In June 2025, the Australian Education Research Organisation (AERO) released its Writing Instruction Model as part of the School Writing Instruction Framework (SWIF). With the education sector placing so much focus on reading results, this release brings some much needed attention to improving how writing is taught across Australia.
Seven Steps to Writing Success has long championed the principles outlined in AERO’s Writing Instruction Model, meaning schools using the program are already closely aligned with AERO’s recommendations. Schools new to Seven Steps will find a ready-made pathway to bring the model to life through proven strategies that make writing practical, engaging and effective in the classroom.

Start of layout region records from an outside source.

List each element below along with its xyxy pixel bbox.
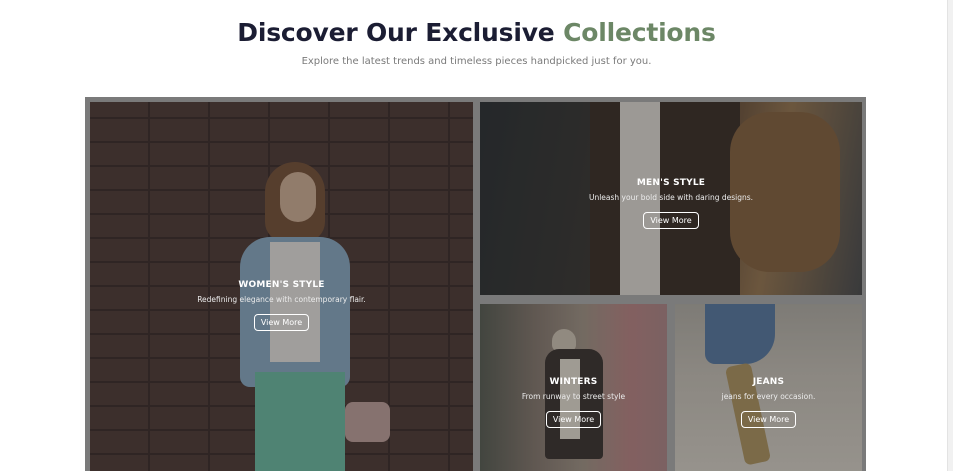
mens-style-content: MEN'S STYLE Unleash your bold side with … (480, 178, 862, 229)
view-more-button[interactable]: View More (740, 411, 797, 428)
collection-description: Redefining elegance with contemporary fl… (197, 295, 366, 304)
collections-grid: WOMEN'S STYLE Redefining elegance with c… (85, 97, 866, 471)
view-more-button[interactable]: View More (253, 314, 310, 331)
collection-card-winters[interactable]: WINTERS From runway to street style View… (480, 304, 667, 471)
collection-card-women[interactable]: WOMEN'S STYLE Redefining elegance with c… (90, 102, 473, 471)
page-scrollbar[interactable] (947, 0, 953, 471)
page-title: Discover Our Exclusive Collections (0, 18, 953, 47)
collection-card-men[interactable]: MEN'S STYLE Unleash your bold side with … (480, 102, 862, 295)
collection-title: JEANS (752, 377, 785, 387)
title-main: Discover Our Exclusive (237, 18, 555, 47)
collection-card-jeans[interactable]: JEANS jeans for every occasion. View Mor… (675, 304, 862, 471)
jeans-content: JEANS jeans for every occasion. View Mor… (675, 377, 862, 428)
collections-header: Discover Our Exclusive Collections Explo… (0, 18, 953, 67)
view-more-button[interactable]: View More (545, 411, 602, 428)
page-subtitle: Explore the latest trends and timeless p… (301, 56, 652, 67)
winters-content: WINTERS From runway to street style View… (480, 377, 667, 428)
collection-description: From runway to street style (521, 392, 626, 401)
collection-title: MEN'S STYLE (636, 178, 706, 188)
view-more-button[interactable]: View More (643, 212, 699, 229)
women-style-content: WOMEN'S STYLE Redefining elegance with c… (90, 280, 473, 331)
collection-title: WOMEN'S STYLE (238, 280, 325, 290)
title-accent: Collections (563, 18, 716, 47)
collection-title: WINTERS (549, 377, 598, 387)
collection-description: Unleash your bold side with daring desig… (588, 193, 754, 202)
collection-description: jeans for every occasion. (721, 392, 816, 401)
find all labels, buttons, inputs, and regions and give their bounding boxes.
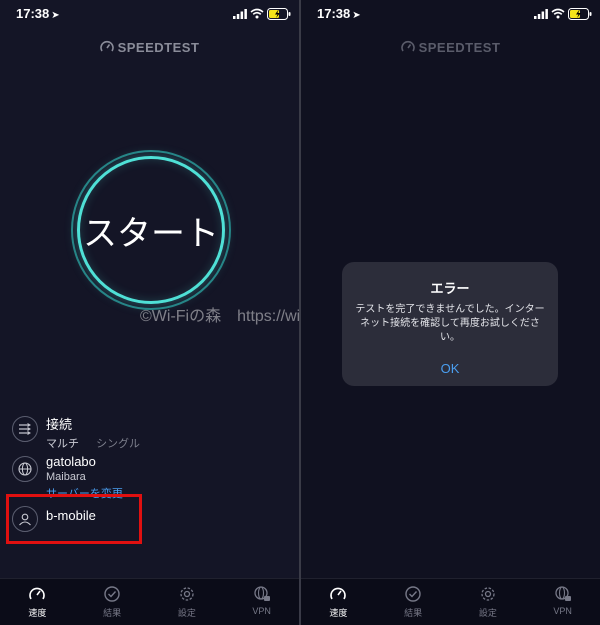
connections-icon [12,416,38,442]
wifi-icon [250,8,264,19]
tab-label-speed: 速度 [329,608,348,618]
status-bar: 17:38 ➤ [0,0,299,28]
gear-icon [481,587,495,601]
globe-lock-icon [554,586,571,601]
dialog-message: テストを完了できませんでした。インターネット接続を確認して再度お試しください。 [355,304,545,343]
connection-title: 接続 [46,417,73,432]
dialog-ok-button[interactable]: OK [342,350,558,386]
dialog-title: エラー [430,281,470,296]
tab-vpn[interactable]: VPN [224,579,299,625]
battery-icon [267,8,291,20]
speedtest-logo-icon [99,40,114,52]
battery-icon [568,8,592,20]
connection-option-multi[interactable]: マルチ [46,438,79,450]
check-circle-icon [104,586,120,602]
globe-icon [12,456,38,482]
tab-label-settings: 設定 [478,608,497,618]
tab-label-vpn: VPN [553,606,572,616]
gear-icon [180,587,194,601]
tab-bar: 速度 結果 設定 VPN [301,578,600,625]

Here’s how Seven Steps aligns with AERO’s recommendations:
1. Building knowledge and language skills
AERO’s model highlights the importance of building students’ content knowledge and language skills as the foundation for effective writing in any subject area. This involves explicitly teaching facts, concepts, genres and text features.
The Seven Steps approach supports this by immersing students in texts as a starting point for writing. This ensures students are exposed to the content knowledge and language devices they need to bring their ideas to life.
2. Teaching students about genre
AERO emphasises that genre knowledge is critical, with students needing to understand the structure, purpose and audience expectations of each text type.
The Seven Steps approach explicitly teaches this by exploring these elements in narrative, persuasive and informative texts. Students learn about the structure and features of different types of text and how these vary based on purpose and audience. Deconstructing and analysing different texts using the writing graph demystifies genre structures, making them more accessible and achievable for students.
3. Providing explicit instruction about writing
AERO highlights the importance of explicit instruction, where teachers model writing, guide students through joint construction, and gradually release responsibility using the ‘I do, we do, you do’ approach.
Seven Steps aligns closely with this by embedding modelling and demonstration into every step. Teachers first show what effective writing looks like, then scaffold student attempts through joint activities, before students practise the techniques independently, building confidence and mastery over time.
4. Practising writing
AERO stresses the need for students to write frequently, progressing from sentences to paragraphs and eventually to extended texts, with scaffolds gradually removed along the way.
The Seven Steps approach supports this by encouraging students to learn, practice and master each Step in isolation before tackling a complete text. Taking small, manageable Steps reduces the cognitive load for students, making writing fun and achievable for all ability levels. Repetition meanwhile builds students’ muscle memory, preparing students to confidently apply their skills in longer pieces of writing.
5. Assessment and Feedback
AERO emphasises that assessment and feedback should be ongoing, not reserved for the end of the writing process. Both formative and summative assessments play a role in guiding learning, while timely feedback drives student improvement.
Seven Steps supports this by encouraging teachers to share and celebrate student writing, provide explicit feedback targeted at specific authorial techniques, and give students time to revise and improve their work. These focused checkpoints align seamlessly with AERO’s formative assessment principles, ensuring feedback is practical, constructive and immediately actionable.
Building a positive writing culture
Both AERO’s Writing Instruction Model and the Seven Steps approach view writing as a process, not just a product. They share a commitment to explicit teaching, structured support and meaningful feedback – all with the goal of helping students grow into confident, capable writers.
Seven Steps brings this vision to life in the classroom. With practical strategies, engaging activities and a clear step-by-step framework, teachers can align seamlessly with AERO’s recommendations while making writing exciting and achievable for every learner.
Ultimately, Seven Steps empowers educators to do more than just teach writing – it helps them nurture a positive writing culture where students write with purpose, creativity and confidence. Backed by research and proven by classroom practice, it provides schools with a ready-made pathway to stronger writing outcomes and a lasting love of writing.